Known as an “infringement” action, the European Commission announced on Feb. 9 it had sent formal notices to Portugal and Sweden for delaying the activation of their new whistleblower laws. The two countries met the EU’s deadline to pass the laws by Dec. 17. But the Commission cited them because their laws don’t take effect until this June 19 and July 17, respectively. If Portugal and Sweden do not fix the problem within two months, the Commission could escalate the situation by sending a formal request to comply.
In January the Commission sent formal notices to 24 other EU countries for missing the December deadline, which was set by an EU Directive passed more than two years earlier, in October 2019. Denmark and Lithuania passed new whistleblower laws before the deadline but they did not take effect in time. Cyprus, France and Latvia have since passed new laws.

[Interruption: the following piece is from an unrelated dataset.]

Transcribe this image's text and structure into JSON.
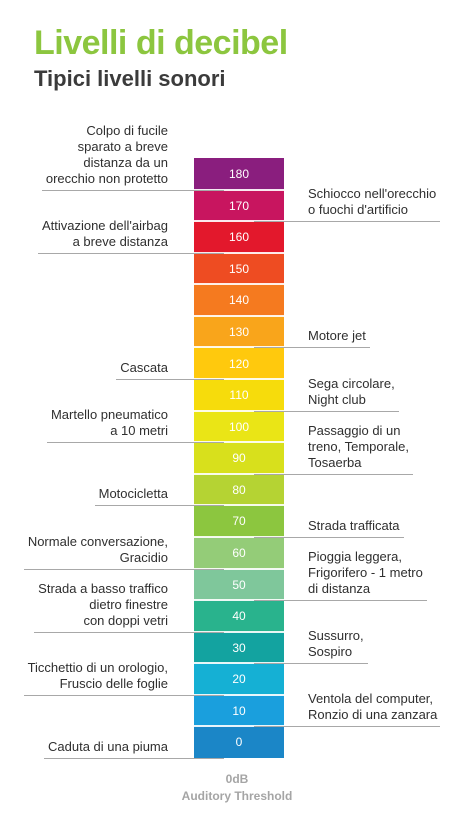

Only Malta, which ironically has one of Europe’s poorest-performing whistleblower protection systems, is in full compliance with the Directive. Its law was passed on Nov. 16 and took effect on Dec. 17.
“The general lack of implementation by almost every EU member country will have repercussions for many years,” cautioned Theo Nyreröd, an anti-corruption and whistleblower expert affiliated with Brunel Law School in London. “This is troubling because experience shows that each country’s processes are quite unique, and ongoing learning is necessary for these laws to fulfill their potential.”
The EU initiates hundreds of infringement actions against member countries every year for failing to comply with new rules. A formal notice is the first step in a five-step process that can result in a country being fined and legally forced to comply. On Feb. 9, for example, the Commission took Sweden to the EU Court of Justice for failing to comply with EU gun control rules.
The Commission’s infringement action is the latest sign that the EU’s vaunted whistleblower protection Directive is not panning out as hoped. None of the seven new whistleblower laws passed so far include any specific mechanisms to protect employees from retaliation, or to compensate them for lost wages and other damages, WNN reported earlier this month. The laws do not say how an employee can apply for and obtain whistleblower status. Nor do the laws provide guidance for courts, where many if not most retaliation cases will be heard and decided.
In the first known court case adjudicated under one of these new laws, the Danish Supreme Court last month ruled against a city employee who exposed the improper withholding of retirement and disability benefits. Judges said the manner in which the employee reported the problem was not “necessary,” a highly subjective criterion in Denmark’s new law that WNN reported last September could pose problems for witnesses.
“It is especially worrying that some laws contain unspecified retaliation remedies,” added Nyreröd. “As most forms of retaliation are of a personal nature that are difficult for courts to remedy – such as ostracism, bullying and loss of relationships – it is unlikely that unspecified remedies would be a cause of celebration among employees considering blowing the whistle.”